Lost lead - In China it is happening deliberately, in Europe it is uncoordinated and occurring almost accidentally, but in both places the trend is clear and to the benefit of patent owners. In the US, by contrast, the drift has been in the other direction, as both the courts and legislators have spent the last few years working hard to make it tougher to secure and then effectively enforce patent rights. Over the last two days we have heard how litigation reforms (including the creation of specialist IP courts), changes to the damages regime and new rules on the patentability of software issued by the State IP Office have all been about providing support to innovation-based companies in China. In Europe, meanwhile, the relatively low cost of litigation, the expert courts and the availability of injunctions combine with the balanced approach to FRAND licensing espoused by the Court of Justice of the European Union in Huawei v ZTE and high quality rights issued by the European Patent Office to create an attractive proposition that will only become more alluring once the Unified Patent Court is up and running.  Compare and contrast with the US, where we have seen the injunction all but disappear, the arrival of the PTAB and multiple IPRs leading to so many claims and even whole patents being struck down, the eligibility uncertainty caused by the Mayo/Alice line of Supreme Court decisions and the dramatic fall in the value of patents. For patent owners the message from US judges outside the Eastern District of Texas and from lawmakers is clear: you are a problem and we want to make life as tough as possible for you. By contrast, they are made to feel much more welcome across the Atlantic and the Pacific. It is probably too early to make any judgements about the long-term consequences of this, but it is hard to conclude that it will end well.  There has been talk of a pendulum swing back in the US at this IPBC Asia, just as there was at the previous event in Tokyo, as well as the last two IPBC Globals in San Francisco and Barcelona. There is real evidence now that it may just be happening and hope that a Trump administration could lead to further gains. The problem is, though, that the US has let its patent lead slip. It will be very hard to win it back again. (JW)
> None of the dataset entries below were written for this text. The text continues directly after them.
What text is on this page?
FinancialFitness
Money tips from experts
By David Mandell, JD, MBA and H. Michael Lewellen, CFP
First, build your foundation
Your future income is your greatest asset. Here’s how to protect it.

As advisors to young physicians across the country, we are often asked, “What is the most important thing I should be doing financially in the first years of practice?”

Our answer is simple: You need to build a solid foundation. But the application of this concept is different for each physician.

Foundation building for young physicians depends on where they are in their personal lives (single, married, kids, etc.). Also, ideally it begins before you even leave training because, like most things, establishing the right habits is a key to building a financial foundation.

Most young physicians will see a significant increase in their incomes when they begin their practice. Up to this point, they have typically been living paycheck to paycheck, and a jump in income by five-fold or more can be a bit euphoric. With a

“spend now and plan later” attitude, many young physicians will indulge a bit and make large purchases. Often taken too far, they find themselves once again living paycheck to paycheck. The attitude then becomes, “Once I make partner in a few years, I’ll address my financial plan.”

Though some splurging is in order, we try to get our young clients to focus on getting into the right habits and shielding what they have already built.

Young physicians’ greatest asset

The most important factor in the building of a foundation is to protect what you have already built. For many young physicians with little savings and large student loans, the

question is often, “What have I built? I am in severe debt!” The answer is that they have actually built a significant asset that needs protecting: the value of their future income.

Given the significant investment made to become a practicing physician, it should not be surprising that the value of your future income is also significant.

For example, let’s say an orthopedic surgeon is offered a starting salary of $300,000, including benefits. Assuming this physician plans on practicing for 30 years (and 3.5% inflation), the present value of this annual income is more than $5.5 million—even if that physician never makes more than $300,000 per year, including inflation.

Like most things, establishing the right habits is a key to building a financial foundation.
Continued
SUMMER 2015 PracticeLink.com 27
Talking trolls - While the debate around ‘patent trolls’ using poor quality patents to extract low value litigation settlements has dominated IP policy discussions in the US, there has been relatively little focus on it in China. To what extent that might change was brought up in the second plenary session today by Lenovo’s head of IP Ira Blumberg. Asked by session moderator Brian Hinman, the chief IP officer of Philips, to identify the things that keep him up at night, Blumberg said that his long-term concern was that if patent damages awards continued to increase, the number of patents available to buy continued to grow as a result of widespread filing and with preliminary and permanent injunctions available, then ‘patent trolls’ could become a major problem in the Chinese market. “If handled in the wrong way China could be beset by trolls,” he commented. As well as the prospect of higher damages and the growing threat of patent owners obtaining injunctive relief, the real threat to the Chinese market stems from the fact that it is such a large manufacturing hub. That gives patent owners great scope to disrupt a company’s production facility or its supply chain and might mean foreign and local businesses start to look to other jurisdictions to make their products. “If courts give out big awards then the natural reaction will be for companies to relocate their manufacturing,” Blumberg warned. “China needs to be very careful about how its patent system develops.” Once of Intellectual Ventures, Blumberg has become a vocal critic of trolling over recent years. As we have seen in the US, though, the problem with focusing on finding solutions to combat the perceived threat this business model poses often ends up causing a lot of unintended harm. The Chinese authorities would do well to consider that when they hear the kinds of dire warnings issued by Blumberg this morning. He does have a point, but careful, nuanced policy-making is perhaps the best way to solve any problems that arise. Looking to Europe, rather than the US, and finding out why there is no real troll problem there may also be a good idea. What is clear, though, is that as the Chinese patent litigation market does become more high-profile and more high-stakes, the troll debate is going to have to take place in the country. (RL)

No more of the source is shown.